Fare sistema: cosa cambia
Il progetto di Michela Giorgini racconta una storia diversa dalla formazione tradizionale. La sua applicazione interattiva non è solo uno strumento prezioso, ma la prova concreta di un sistema che funziona, dove la formazione genera un cambiamento duraturo.
Questo approccio dimostra come:
I Docenti Diventano Autonomi e Creativi: Il cambiamento nel modello formativo rende i colleghi capaci di innovare la propria pratica in modo sostenibile, diventando a loro volta generatori di soluzioni.
La Formazione non si esaurisce nell’evento: essere presente e disponibile oltre il tempo formale del corso permette di sostenere i docenti nel passaggio dalla teoria alla pratica quotidiana.
Si Costruiscono Competenze: Il mio ruolo non è stato fornire soluzioni pronte, ma aiutare a sviluppare un metodo.

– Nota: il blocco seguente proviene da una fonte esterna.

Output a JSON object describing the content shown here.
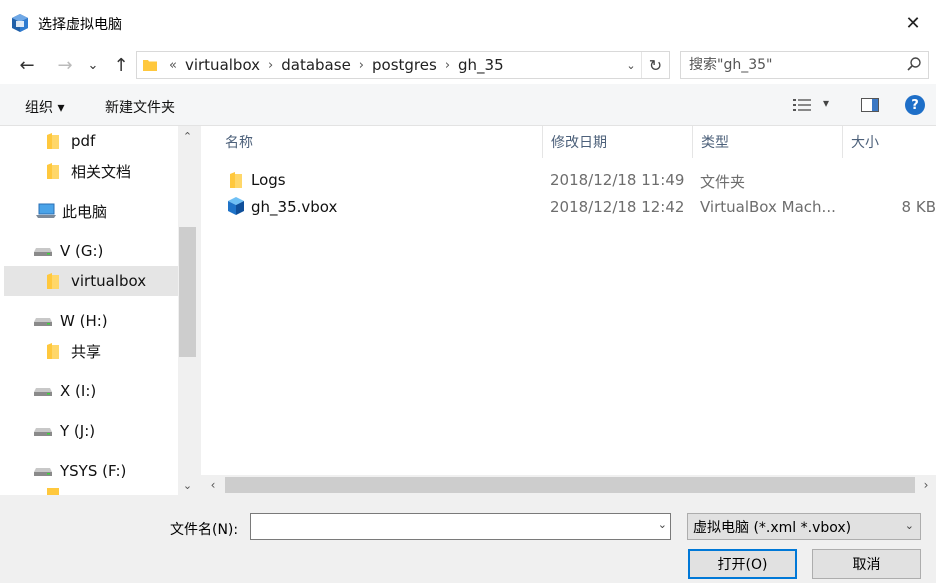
{
  "window": {
    "title": "选择虚拟电脑",
    "close_glyph": "✕"
  },
  "nav": {
    "back_glyph": "←",
    "forward_glyph": "→",
    "recent_glyph": "⌄",
    "up_glyph": "↑",
    "overflow_glyph": "«",
    "separator": "›",
    "breadcrumbs": [
      "virtualbox",
      "database",
      "postgres",
      "gh_35"
    ],
    "dropdown_glyph": "⌄",
    "refresh_glyph": "↻",
    "search_placeholder": "搜索\"gh_35\""
  },
  "toolbar": {
    "organize_label": "组织 ▾",
    "new_folder_label": "新建文件夹",
    "view_dd_glyph": "▾",
    "help_glyph": "?"
  },
  "sidebar": {
    "items": [
      {
        "label": "pdf",
        "icon": "folder-icon"
      },
      {
        "label": "相关文档",
        "icon": "folder-icon"
      },
      {
        "label": "此电脑",
        "icon": "computer-icon"
      },
      {
        "label": "V (G:)",
        "icon": "drive-icon"
      },
      {
        "label": "virtualbox",
        "icon": "folder-icon",
        "selected": true
      },
      {
        "label": "W (H:)",
        "icon": "drive-icon"
      },
      {
        "label": "共享",
        "icon": "folder-icon"
      },
      {
        "label": "X (I:)",
        "icon": "drive-icon"
      },
      {
        "label": "Y (J:)",
        "icon": "drive-icon"
      },
      {
        "label": "YSYS (F:)",
        "icon": "drive-icon"
      }
    ],
    "scroll_up": "⌃",
    "scroll_down": "⌄"
  },
  "columns": {
    "name": "名称",
    "modified": "修改日期",
    "type": "类型",
    "size": "大小",
    "sort_glyph": "^"
  },
  "files": [
    {
      "name": "Logs",
      "modified": "2018/12/18 11:49",
      "type": "文件夹",
      "size": "",
      "icon": "folder-icon"
    },
    {
      "name": "gh_35.vbox",
      "modified": "2018/12/18 12:42",
      "type": "VirtualBox Mach...",
      "size": "8 KB",
      "icon": "vbox-file-icon"
    }
  ],
  "hscroll": {
    "left": "‹",
    "right": "›"
  },
  "footer": {
    "filename_label": "文件名(N):",
    "filename_value": "",
    "filename_dd": "⌄",
    "filter_value": "虚拟电脑 (*.xml *.vbox)",
    "filter_dd": "⌄",
    "open_label": "打开(O)",
    "cancel_label": "取消"
  },
  "colors": {
    "accent": "#0078d7",
    "folder": "#ffc83d",
    "selected_bg": "#e5e5e5",
    "header_text": "#4c607a"
  }
}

Quando Michela ha avuto l’idea per il suo progetto, aveva già gli strumenti concettuali per realizzarla autonomamente.
Oltre la formazione “spot”
La formazione spot, quella fatta di eventi isolati, tre ore di workshop, una carrellata di app, qualche “wow effect”, semplicemente non funziona. Poi ognuno torna alla propria classe con un attestato e poche competenze realmente spendibili. Questo approccio fallisce perché mostra soluzioni senza costruire capacità, non prevede accompagnamento, confonde lo strumento con la competenza e soprattutto non fa sistema. Il risultato? Dopo poche settimane si torna alle stesse modalità operative di prima.
Dobbiamo ripensare la formazione come formazione significativa e profonda: un processo che costruisce competenze durature, che accompagna nel tempo, che rende gli strumenti parte integrante della riflessione pedagogica quotidiana. Non un evento da consumare, ma un percorso da abitare.
Conclusioni
È questa la direzione in cui credo: una formazione che non si limita ad un momento circoscritto, ma che resta; che accompagna invece di mostrare; che coltiva cambiamento sistemico.
E ogni volta che un’insegnante trasforma ciò che ha appreso in un progetto concreto, la formazione diventa trasformazione. Silenziosa, ma reale. E profondamente generativa.
Forse questo dovrebbe essere il vero criterio per valutare l’efficacia di ogni percorso formativo: non il numero di attestati consegnati, ma quanti insegnanti hanno trasformato la loro quotidianità, diventando a loro volta motori di innovazione.